Theisingers Liebe zur Biologie und Botanik, gepaart mit seiner Freude an Exkursionen, war die dritte Konstan­te, die sich durch die Reden zog. Mi­nisterialbeauftragter Martin Rohde referierte anhand der Personalakte Theisingers, dass der sich schon immer auch außerschulisch engagiert habe. Und zwar vor allem im Bereich der Biologie. Im Umweltbeirat der Stadt Nürnberg, aber auch in der Naturhis­torischen Gesellschaft. „Die Anzahl dessen, was Herr Theisinger gemacht hat, ist wirklich Legion“, stellte Rohde fest.

Die Freude am gesprochenen Wort zeichnete Theisinger zudem aus. „Der polternde Auftritt war Ihre Sache nicht, Sie wussten sich anders durchzusetzen, zur Not redeten Sie Ihr Ge­genüber einfach nieder“, stellte Renner fest. Und Cumme zog eine weitere Parallele zur amerikanischen Politik, denn Theisingers Monologe hätten mitunter an die amerikanische Tradition des Filibusterns gemahnt – die Kunst, den politischen Gegner durch Endlosreden zu ermüden.

Der stellvertretende Landrat Robert Westphal bedankte sich bei Theisinger für sein Wirken. Man habe stets gemerkt, dass das Amt als Direktor für Theisinger nicht nur ein x-beliebiger Job sei, sondern Berufung.

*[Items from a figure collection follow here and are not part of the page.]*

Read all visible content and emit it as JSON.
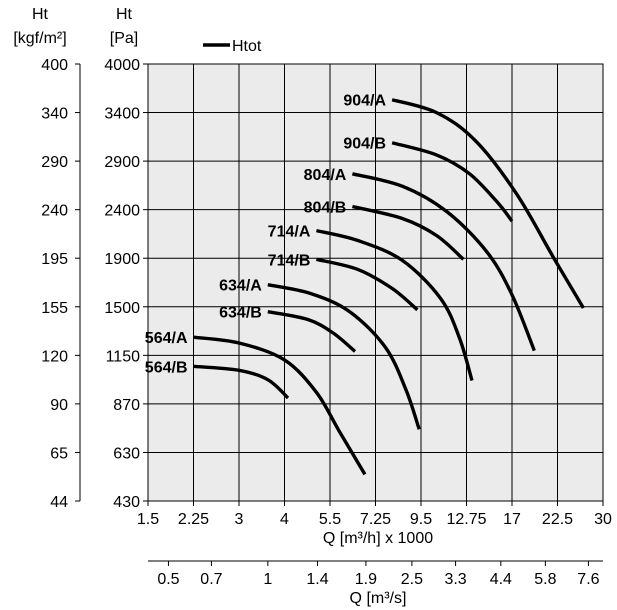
{
  "chart_data": {
    "type": "line",
    "title": "",
    "legend": {
      "label": "Htot",
      "position": "top-left"
    },
    "grid": true,
    "xlabel": "Q [m³/h] x 1000",
    "x2label": "Q [m³/s]",
    "ylabel_left": [
      "Ht",
      "[kgf/m²]"
    ],
    "ylabel_right": [
      "Ht",
      "[Pa]"
    ],
    "x_ticks": [
      "1.5",
      "2.25",
      "3",
      "4",
      "5.5",
      "7.25",
      "9.5",
      "12.75",
      "17",
      "22.5",
      "30"
    ],
    "x2_ticks": [
      "0.5",
      "0.7",
      "1",
      "1.4",
      "1.9",
      "2.5",
      "3.3",
      "4.4",
      "5.8",
      "7.6"
    ],
    "y_ticks_pa": [
      "4000",
      "3400",
      "2900",
      "2400",
      "1900",
      "1500",
      "1150",
      "870",
      "630",
      "430"
    ],
    "y_ticks_kgf": [
      "400",
      "340",
      "290",
      "240",
      "195",
      "155",
      "120",
      "90",
      "65",
      "44"
    ],
    "series": [
      {
        "name": "904/A",
        "x": [
          8.0,
          10.5,
          13.5,
          17.5,
          22.0,
          26.5
        ],
        "y": [
          3550,
          3400,
          3100,
          2550,
          1900,
          1490
        ]
      },
      {
        "name": "904/B",
        "x": [
          8.0,
          10.5,
          13.0,
          15.5,
          17.0
        ],
        "y": [
          3080,
          2960,
          2760,
          2470,
          2270
        ]
      },
      {
        "name": "804/A",
        "x": [
          6.3,
          8.5,
          11.2,
          14.5,
          17.0,
          19.5
        ],
        "y": [
          2760,
          2630,
          2380,
          1960,
          1590,
          1180
        ]
      },
      {
        "name": "804/B",
        "x": [
          6.3,
          8.5,
          10.5,
          12.5
        ],
        "y": [
          2430,
          2300,
          2120,
          1890
        ]
      },
      {
        "name": "714/A",
        "x": [
          5.0,
          6.5,
          8.5,
          10.8,
          12.2,
          13.2
        ],
        "y": [
          2170,
          2070,
          1880,
          1560,
          1260,
          995
        ]
      },
      {
        "name": "714/B",
        "x": [
          5.0,
          6.5,
          8.0,
          9.3
        ],
        "y": [
          1890,
          1800,
          1640,
          1475
        ]
      },
      {
        "name": "634/A",
        "x": [
          3.6,
          4.8,
          6.2,
          7.7,
          8.7,
          9.4
        ],
        "y": [
          1670,
          1600,
          1460,
          1200,
          940,
          735
        ]
      },
      {
        "name": "634/B",
        "x": [
          3.6,
          4.7,
          5.6,
          6.4
        ],
        "y": [
          1460,
          1400,
          1300,
          1175
        ]
      },
      {
        "name": "564/A",
        "x": [
          2.25,
          3.0,
          4.0,
          5.0,
          5.8,
          6.8
        ],
        "y": [
          1270,
          1230,
          1120,
          930,
          730,
          530
        ]
      },
      {
        "name": "564/B",
        "x": [
          2.25,
          3.0,
          3.6,
          4.1
        ],
        "y": [
          1080,
          1055,
          1000,
          900
        ]
      }
    ]
  }
}
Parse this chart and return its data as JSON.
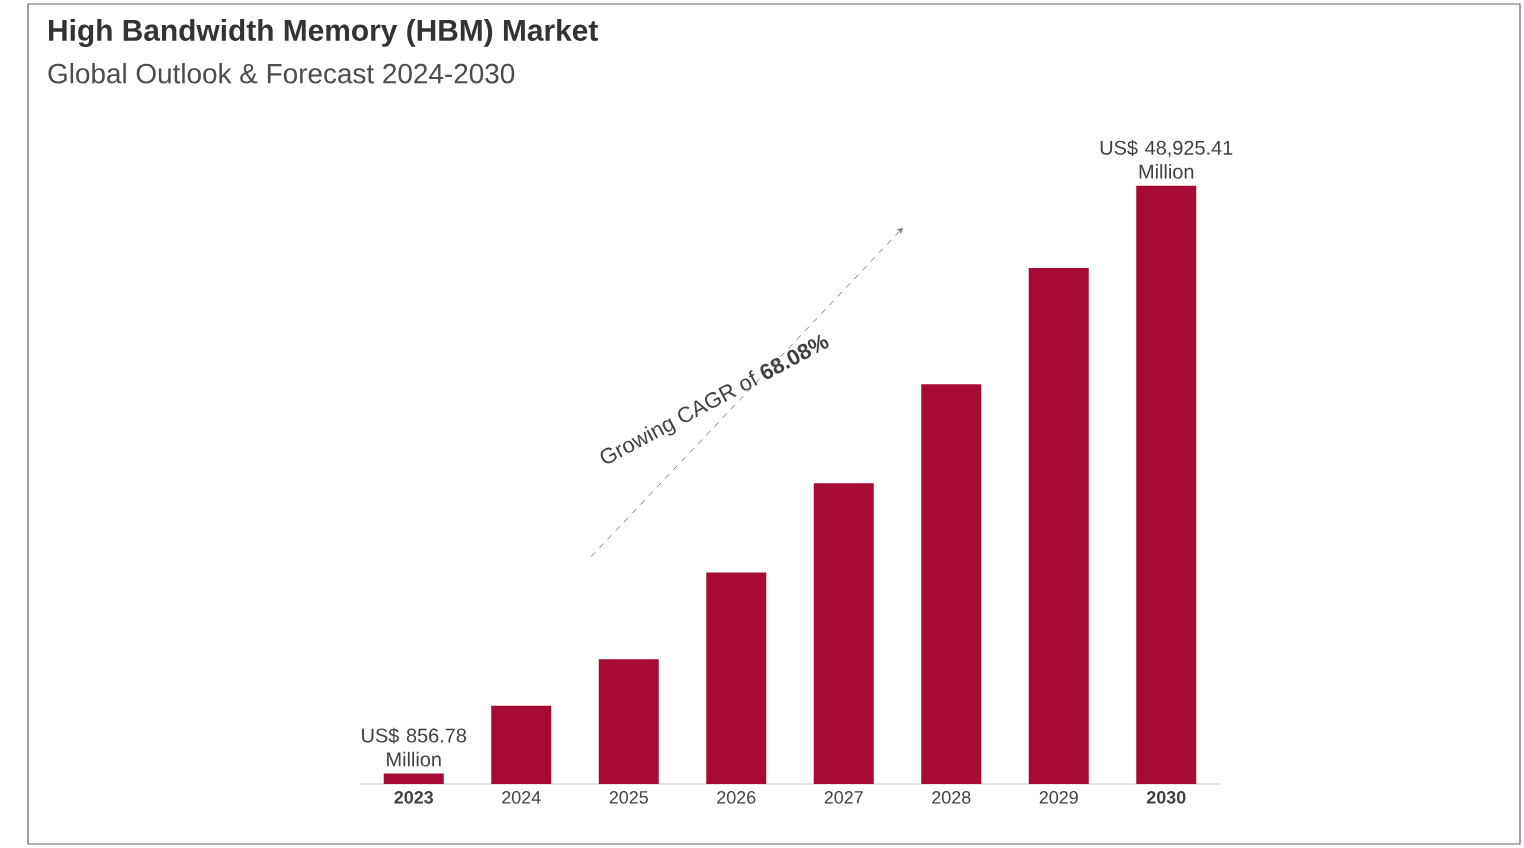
{
  "chart_data": {
    "type": "bar",
    "title": "High Bandwidth Memory (HBM) Market",
    "subtitle": "Global Outlook & Forecast 2024-2030",
    "categories": [
      "2023",
      "2024",
      "2025",
      "2026",
      "2027",
      "2028",
      "2029",
      "2030"
    ],
    "values": [
      856.78,
      6400,
      10200,
      17300,
      24600,
      32700,
      42200,
      48925.41
    ],
    "color": "#a50b35",
    "value_labels": [
      "US$ 856.78 Million",
      null,
      null,
      null,
      null,
      null,
      null,
      "US$ 48,925.41 Million"
    ],
    "annotations": [
      "Growing CAGR of **68.08%**"
    ]
  }
}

Oberbürgermeister Jürgen Schröppel gab ihm den dringenden Rat, den Ruhestand langsam anzugehen. Er legte ihm das Vorbild des amerikanischen Generals Eisenhower nahe. Der habe auf die Frage, was er im Ruhestand mache, geantwortet: „Ich werde erst einmal einen Schaukelstuhl auf die Veranda stellen. Darin werde ich sechs Monate lang ruhig sitzen. Und dann werde ich ganz langsam anfangen zu schaukeln.“ „Sie müssen sich ja nicht sechs Monate Zeit lassen, aber fangen Sie um Gottes Willen nicht gleich mit dem Schaukeln an“, riet Schröppel.

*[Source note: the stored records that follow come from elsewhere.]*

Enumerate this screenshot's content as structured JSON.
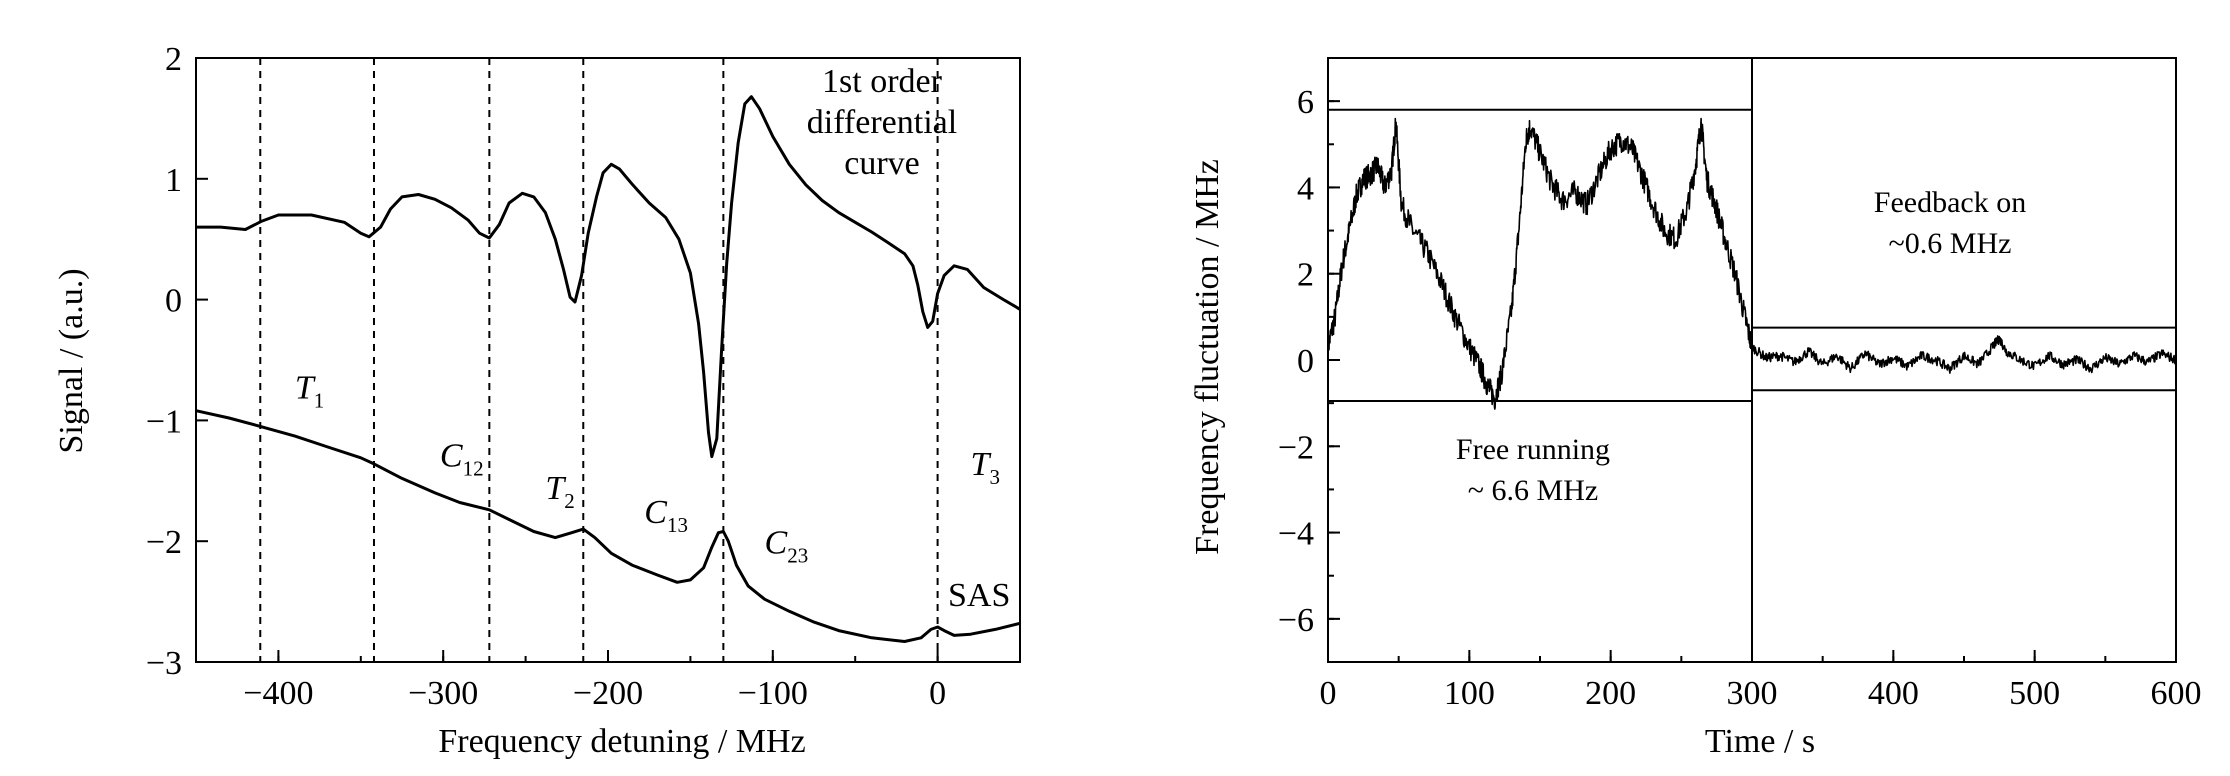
{
  "chart_data": [
    {
      "type": "line",
      "xlabel": "Frequency detuning / MHz",
      "ylabel": "Signal / (a.u.)",
      "xlim": [
        -450,
        50
      ],
      "ylim": [
        -3,
        2
      ],
      "x_ticks": [
        -400,
        -300,
        -200,
        -100,
        0
      ],
      "y_ticks": [
        -3,
        -2,
        -1,
        0,
        1,
        2
      ],
      "x_tick_labels": [
        "−400",
        "−300",
        "−200",
        "−100",
        "0"
      ],
      "y_tick_labels": [
        "−3",
        "−2",
        "−1",
        "0",
        "1",
        "2"
      ],
      "vlines_dashed": [
        -411,
        -342,
        -272,
        -215,
        -130,
        0
      ],
      "series": [
        {
          "name": "1st order differential curve",
          "points": [
            [
              -450,
              0.6
            ],
            [
              -435,
              0.6
            ],
            [
              -420,
              0.58
            ],
            [
              -410,
              0.65
            ],
            [
              -400,
              0.7
            ],
            [
              -380,
              0.7
            ],
            [
              -360,
              0.64
            ],
            [
              -350,
              0.55
            ],
            [
              -345,
              0.52
            ],
            [
              -338,
              0.6
            ],
            [
              -332,
              0.75
            ],
            [
              -325,
              0.85
            ],
            [
              -315,
              0.87
            ],
            [
              -305,
              0.83
            ],
            [
              -295,
              0.76
            ],
            [
              -285,
              0.66
            ],
            [
              -278,
              0.55
            ],
            [
              -272,
              0.51
            ],
            [
              -266,
              0.62
            ],
            [
              -260,
              0.8
            ],
            [
              -252,
              0.88
            ],
            [
              -245,
              0.85
            ],
            [
              -238,
              0.72
            ],
            [
              -232,
              0.5
            ],
            [
              -227,
              0.25
            ],
            [
              -223,
              0.02
            ],
            [
              -220,
              -0.02
            ],
            [
              -216,
              0.2
            ],
            [
              -212,
              0.55
            ],
            [
              -207,
              0.85
            ],
            [
              -203,
              1.05
            ],
            [
              -198,
              1.12
            ],
            [
              -193,
              1.08
            ],
            [
              -185,
              0.95
            ],
            [
              -175,
              0.8
            ],
            [
              -165,
              0.68
            ],
            [
              -157,
              0.5
            ],
            [
              -150,
              0.22
            ],
            [
              -145,
              -0.2
            ],
            [
              -142,
              -0.6
            ],
            [
              -139,
              -1.1
            ],
            [
              -137,
              -1.3
            ],
            [
              -134,
              -1.15
            ],
            [
              -131,
              -0.4
            ],
            [
              -128,
              0.3
            ],
            [
              -125,
              0.8
            ],
            [
              -121,
              1.3
            ],
            [
              -117,
              1.62
            ],
            [
              -113,
              1.68
            ],
            [
              -108,
              1.58
            ],
            [
              -100,
              1.35
            ],
            [
              -90,
              1.12
            ],
            [
              -80,
              0.95
            ],
            [
              -70,
              0.82
            ],
            [
              -60,
              0.72
            ],
            [
              -50,
              0.64
            ],
            [
              -40,
              0.56
            ],
            [
              -30,
              0.47
            ],
            [
              -20,
              0.38
            ],
            [
              -15,
              0.28
            ],
            [
              -12,
              0.12
            ],
            [
              -9,
              -0.1
            ],
            [
              -6,
              -0.23
            ],
            [
              -3,
              -0.18
            ],
            [
              0,
              0.05
            ],
            [
              4,
              0.2
            ],
            [
              10,
              0.28
            ],
            [
              18,
              0.25
            ],
            [
              28,
              0.1
            ],
            [
              40,
              0.0
            ],
            [
              50,
              -0.08
            ]
          ]
        },
        {
          "name": "SAS",
          "points": [
            [
              -450,
              -0.92
            ],
            [
              -430,
              -0.98
            ],
            [
              -411,
              -1.05
            ],
            [
              -390,
              -1.13
            ],
            [
              -370,
              -1.22
            ],
            [
              -350,
              -1.31
            ],
            [
              -342,
              -1.36
            ],
            [
              -325,
              -1.48
            ],
            [
              -305,
              -1.6
            ],
            [
              -290,
              -1.68
            ],
            [
              -272,
              -1.74
            ],
            [
              -260,
              -1.82
            ],
            [
              -245,
              -1.92
            ],
            [
              -232,
              -1.97
            ],
            [
              -222,
              -1.93
            ],
            [
              -215,
              -1.9
            ],
            [
              -208,
              -1.97
            ],
            [
              -198,
              -2.1
            ],
            [
              -185,
              -2.2
            ],
            [
              -170,
              -2.28
            ],
            [
              -158,
              -2.34
            ],
            [
              -150,
              -2.32
            ],
            [
              -142,
              -2.22
            ],
            [
              -137,
              -2.05
            ],
            [
              -133,
              -1.93
            ],
            [
              -130,
              -1.92
            ],
            [
              -127,
              -2.0
            ],
            [
              -122,
              -2.2
            ],
            [
              -115,
              -2.37
            ],
            [
              -105,
              -2.48
            ],
            [
              -90,
              -2.58
            ],
            [
              -75,
              -2.67
            ],
            [
              -60,
              -2.74
            ],
            [
              -40,
              -2.8
            ],
            [
              -20,
              -2.83
            ],
            [
              -10,
              -2.8
            ],
            [
              -4,
              -2.73
            ],
            [
              0,
              -2.71
            ],
            [
              4,
              -2.74
            ],
            [
              10,
              -2.78
            ],
            [
              20,
              -2.77
            ],
            [
              35,
              -2.73
            ],
            [
              50,
              -2.68
            ]
          ]
        }
      ],
      "labels": [
        {
          "text": "T",
          "sub": "1",
          "x": -390,
          "y": -0.82
        },
        {
          "text": "C",
          "sub": "12",
          "x": -302,
          "y": -1.38
        },
        {
          "text": "T",
          "sub": "2",
          "x": -238,
          "y": -1.65
        },
        {
          "text": "C",
          "sub": "13",
          "x": -178,
          "y": -1.85
        },
        {
          "text": "C",
          "sub": "23",
          "x": -105,
          "y": -2.1
        },
        {
          "text": "T",
          "sub": "3",
          "x": 20,
          "y": -1.45
        }
      ],
      "annotation_lines": [
        "1st order",
        "differential",
        "curve"
      ],
      "sas_label": "SAS"
    },
    {
      "type": "line",
      "xlabel": "Time / s",
      "ylabel": "Frequency fluctuation / MHz",
      "xlim": [
        0,
        600
      ],
      "ylim": [
        -7,
        7
      ],
      "x_ticks": [
        0,
        100,
        200,
        300,
        400,
        500,
        600
      ],
      "y_ticks": [
        -6,
        -4,
        -2,
        0,
        2,
        4,
        6
      ],
      "x_tick_labels": [
        "0",
        "100",
        "200",
        "300",
        "400",
        "500",
        "600"
      ],
      "y_tick_labels": [
        "−6",
        "−4",
        "−2",
        "0",
        "2",
        "4",
        "6"
      ],
      "divider_x": 300,
      "bound_lines": [
        {
          "x": [
            0,
            300
          ],
          "y": 5.8
        },
        {
          "x": [
            0,
            300
          ],
          "y": -0.95
        },
        {
          "x": [
            300,
            600
          ],
          "y": 0.75
        },
        {
          "x": [
            300,
            600
          ],
          "y": -0.7
        }
      ],
      "series": [
        {
          "name": "Free running",
          "points": [
            [
              0,
              0.3
            ],
            [
              5,
              1.0
            ],
            [
              10,
              2.2
            ],
            [
              15,
              3.0
            ],
            [
              20,
              3.8
            ],
            [
              25,
              4.2
            ],
            [
              30,
              4.3
            ],
            [
              35,
              4.5
            ],
            [
              40,
              4.0
            ],
            [
              45,
              4.4
            ],
            [
              48,
              5.5
            ],
            [
              52,
              3.6
            ],
            [
              60,
              3.0
            ],
            [
              70,
              2.5
            ],
            [
              80,
              1.8
            ],
            [
              90,
              1.0
            ],
            [
              100,
              0.3
            ],
            [
              108,
              -0.2
            ],
            [
              113,
              -0.6
            ],
            [
              118,
              -0.9
            ],
            [
              123,
              -0.3
            ],
            [
              130,
              1.2
            ],
            [
              135,
              3.0
            ],
            [
              140,
              5.1
            ],
            [
              143,
              5.4
            ],
            [
              150,
              4.8
            ],
            [
              158,
              4.1
            ],
            [
              166,
              3.7
            ],
            [
              175,
              3.9
            ],
            [
              183,
              3.6
            ],
            [
              192,
              4.3
            ],
            [
              200,
              4.9
            ],
            [
              208,
              5.1
            ],
            [
              215,
              4.9
            ],
            [
              222,
              4.3
            ],
            [
              230,
              3.6
            ],
            [
              238,
              3.0
            ],
            [
              246,
              2.8
            ],
            [
              254,
              3.5
            ],
            [
              260,
              4.5
            ],
            [
              264,
              5.5
            ],
            [
              268,
              4.2
            ],
            [
              274,
              3.6
            ],
            [
              280,
              2.9
            ],
            [
              288,
              2.0
            ],
            [
              295,
              1.0
            ],
            [
              300,
              0.3
            ]
          ]
        },
        {
          "name": "Feedback on",
          "points": [
            [
              300,
              0.3
            ],
            [
              310,
              0.05
            ],
            [
              320,
              0.1
            ],
            [
              330,
              -0.05
            ],
            [
              340,
              0.2
            ],
            [
              350,
              -0.1
            ],
            [
              360,
              0.1
            ],
            [
              370,
              -0.2
            ],
            [
              380,
              0.15
            ],
            [
              390,
              -0.1
            ],
            [
              400,
              0.05
            ],
            [
              410,
              -0.15
            ],
            [
              420,
              0.1
            ],
            [
              430,
              0.0
            ],
            [
              440,
              -0.2
            ],
            [
              450,
              0.1
            ],
            [
              460,
              -0.1
            ],
            [
              470,
              0.3
            ],
            [
              475,
              0.5
            ],
            [
              480,
              0.2
            ],
            [
              490,
              0.0
            ],
            [
              500,
              -0.15
            ],
            [
              510,
              0.1
            ],
            [
              520,
              -0.1
            ],
            [
              530,
              0.0
            ],
            [
              540,
              -0.2
            ],
            [
              550,
              0.05
            ],
            [
              560,
              -0.1
            ],
            [
              570,
              0.1
            ],
            [
              580,
              -0.05
            ],
            [
              590,
              0.15
            ],
            [
              600,
              0.0
            ]
          ]
        }
      ],
      "free_running_text": [
        "Free running",
        "~ 6.6 MHz"
      ],
      "feedback_text": [
        "Feedback on",
        "~0.6 MHz"
      ]
    }
  ]
}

Warme Worte gab es zur Verabschiedung auch für Theisingers Frau, die sich als eine Art First Lady des Gymnasiums bei offiziellen Anlässen stets präsent gezeigt habe und mit Lob überschwänglich umging. Die Musiklehrerin Irmengard Reichardt dankte Theisingers Gattin dafür und entschuldigte sich gleich noch bei Theisinger selbst. Dem hatte sie nämlich mal vorgeworfen, dass er – im Gegensatz zu seiner Frau – keine Ahnung von Musik habe.

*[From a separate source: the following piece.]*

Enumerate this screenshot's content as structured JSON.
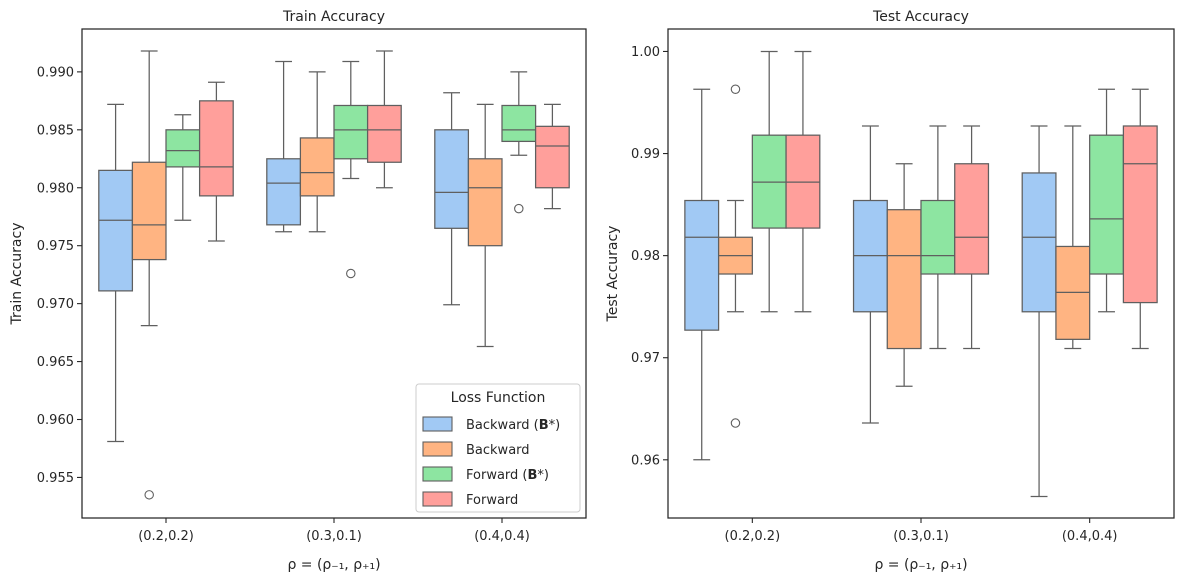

Der scheidende Direktor nahm es mit einem leisen Lächeln und mit dem wird er nun auch in den Ruhestand ziehen, in dem er sicher einige Dinge vermissen wird, auf andere aber auch gut verzichten kann. Etwa auf Väter, die sich für eine Beschwerde ansagen, um dann dem Direktor zu erklären, dass sie vom eigenen Sohn gemobbt werden und er bitte etwas dagegen tun solle. Derlei Anfragen hat er nun für immer hinter sich.

Übrigens vermutlich auch den Behördenabend der Weißenburger Kirchweih, der Dieter Theisinger mal eine Nacht in Treuchtlingen bescherte. Nach dem Genuss der beiden städtischen Freimaßen schlief er im Zug ein und wachte nicht in Nürnberg, sondern in Treuchtlingen auf. Eine von vielen Erinnerungen, die ein Schulleiterleben mit sich bringt. Nun wird Theisinger neue sammeln müssen. Als Familienmensch, Gärtner, Botaniker und Pensionist.